Stolz muss 30 Euro zahlen und die Gerichtskosten tragen
In dem letzten Wort, das ihr als Angeklagte zusteht, macht Stolz noch einmal das große Fass von Rechtsstaat und Rechenschaft auf. „Es wird der Tag kommen …“, droht sie der Richterin düster. Die nickt und fühlt sich der Verantwortung sichtlich gewachsen. Wenn auch widerwillig, erhebt sich Stolz zur Urteilsverkündung. Sie blickt gebückt auf ihre Papiere, notiert das Urteil: Schuldig. Macht 30 Euro und die Gerichtskosten, für gewöhnlich kaum ein dreistelliger Eurobetrag. Der Auftritt scheint es ihr wert zu sein, am Ende des Prozesses deutet die gelernte Juristin, der die Anwaltszulassung längst entzogen ist, an, sie überlege sich eine Rechtsbeschwerde gegen das Urteil.

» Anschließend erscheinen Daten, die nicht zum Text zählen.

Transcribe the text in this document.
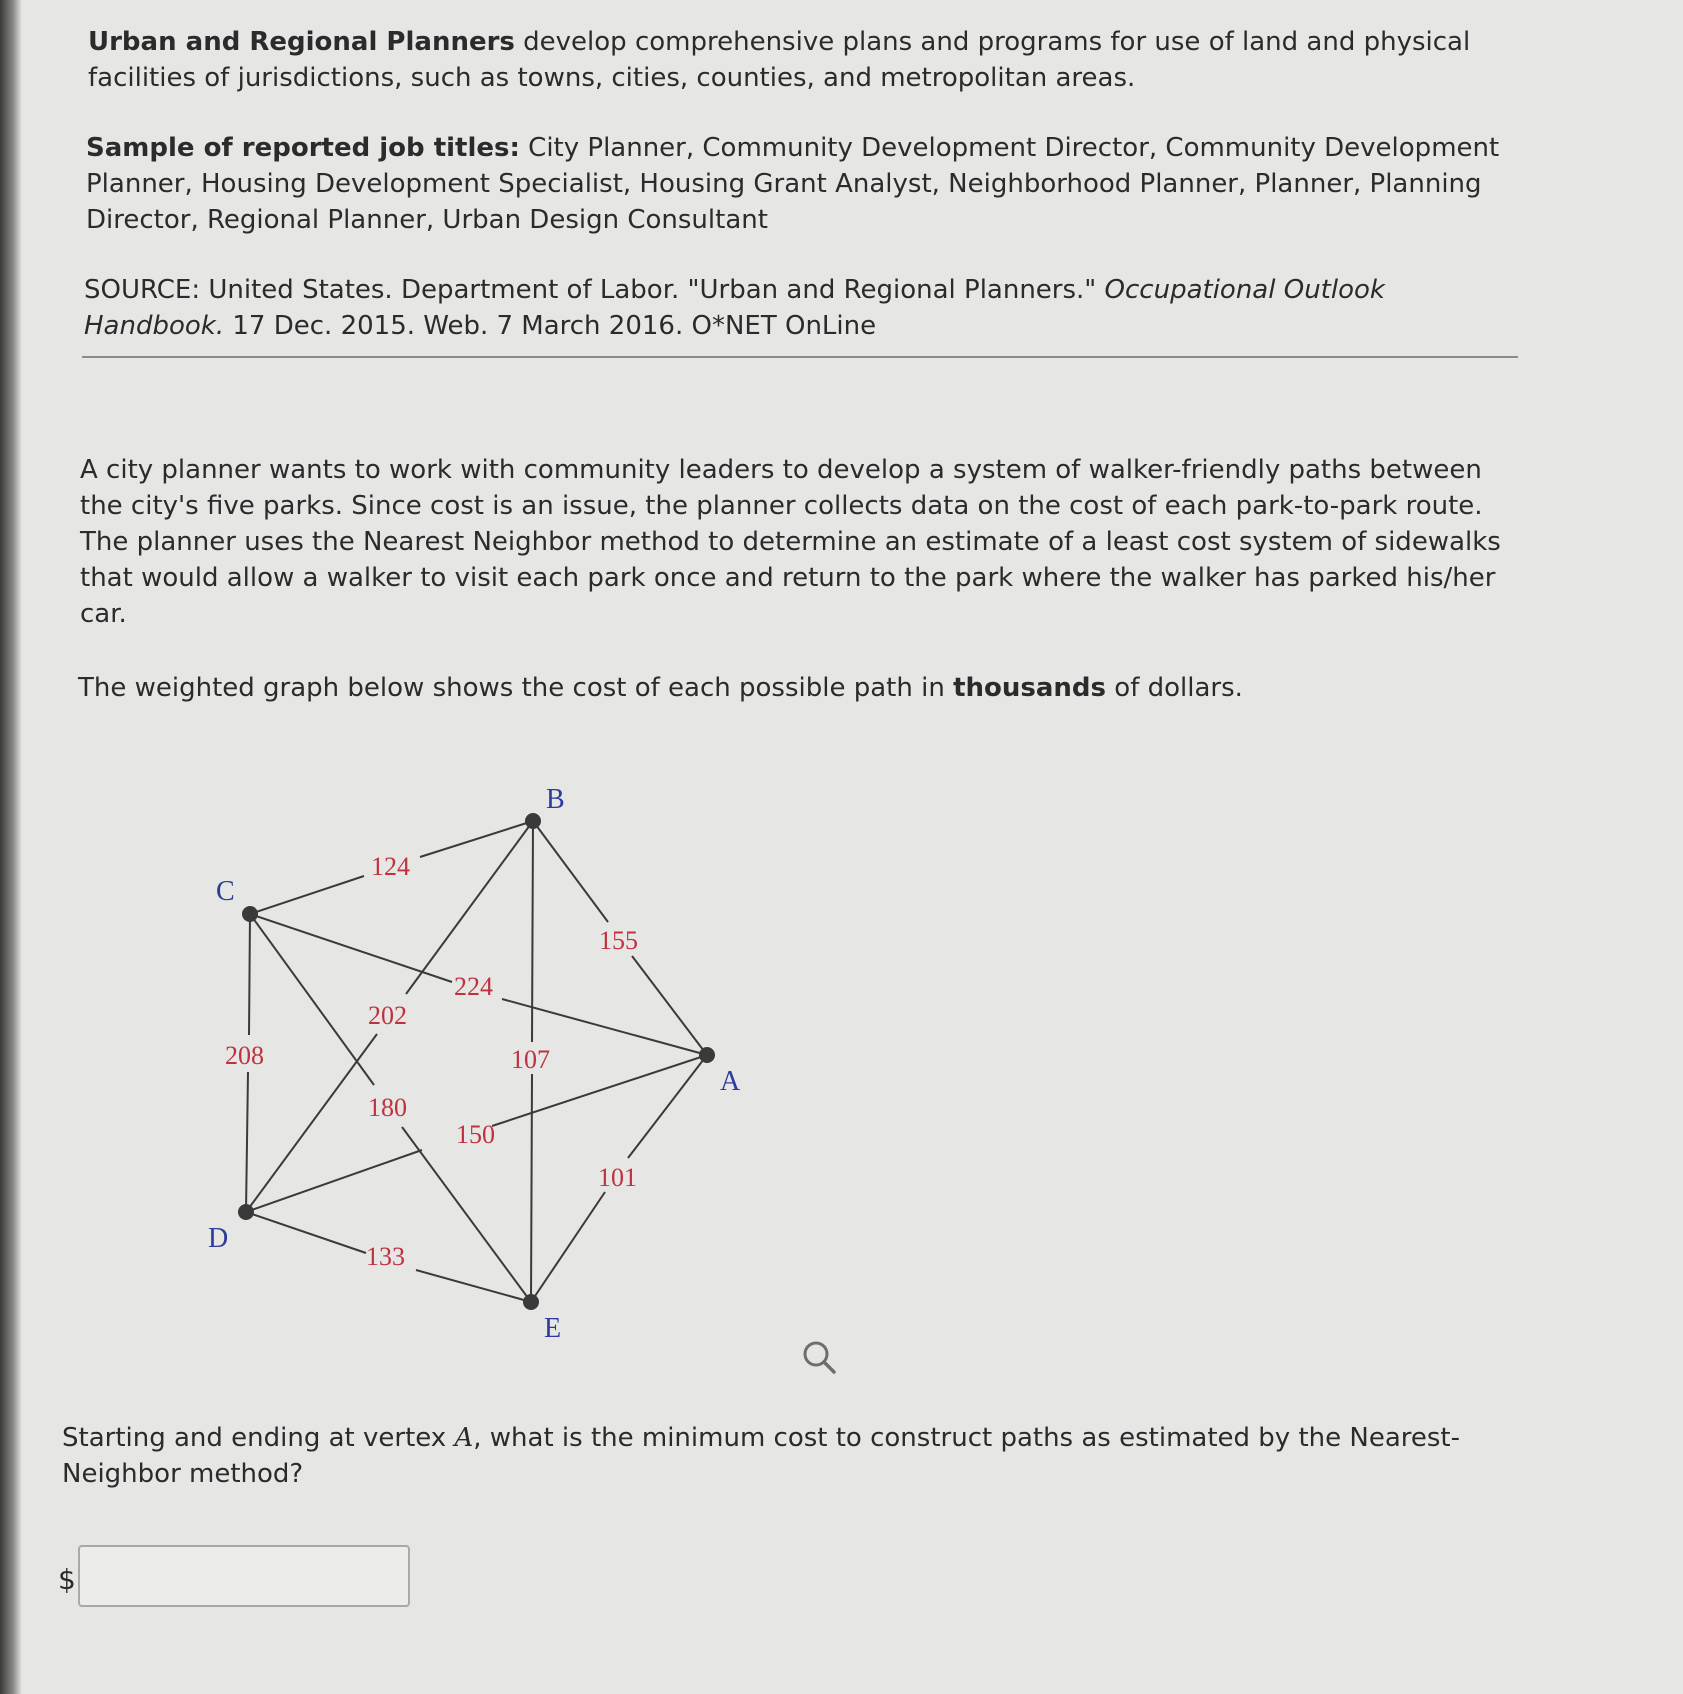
Urban and Regional Planners develop comprehensive plans and programs for use of land and physical facilities of jurisdictions, such as towns, cities, counties, and metropolitan areas.

Sample of reported job titles: City Planner, Community Development Director, Community Development Planner, Housing Development Specialist, Housing Grant Analyst, Neighborhood Planner, Planner, Planning Director, Regional Planner, Urban Design Consultant

SOURCE: United States. Department of Labor. "Urban and Regional Planners." Occupational Outlook Handbook. 17 Dec. 2015. Web. 7 March 2016. O*NET OnLine

A city planner wants to work with community leaders to develop a system of walker-friendly paths between the city's five parks. Since cost is an issue, the planner collects data on the cost of each park-to-park route. The planner uses the Nearest Neighbor method to determine an estimate of a least cost system of sidewalks that would allow a walker to visit each park once and return to the park where the walker has parked his/her car.

The weighted graph below shows the cost of each possible path in thousands of dollars.

124
155
224
202
208	107
180
150
101
133
B
C
A
D
E

Starting and ending at vertex A, what is the minimum cost to construct paths as estimated by the Nearest-Neighbor method?

$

Aus einem anderen Gericht musste Sylvia Stolz 2006 nach ihrem Ausschluss als Verteidigerin schon einmal an Armen und Beinen hinausgeschleppt werden, rief dabei den Zeitungen zufolge: „Das deutsche Volk erhebt sich!“ So eskaliert die Lage an jenem Tag in Ebersberg nicht. Doch bevor die Verurteilte den Gerichtssaal verlässt, geht das Theater noch einmal von vorn los: Im Mai hat sich Stolz noch einmal in Kirchseeon blitzen lassen. Selbe Stelle, wieder sieben km/h zu schnell. Beschwerde, Anhörung, Vorwürfe, Erklärungsverlesung, Zeugenbefragung, letztes Wort: Die Richterin muss bis zum schließlichen Schuldspruch, der keine Überraschung mehr ist, alles noch einmal durchexerzieren.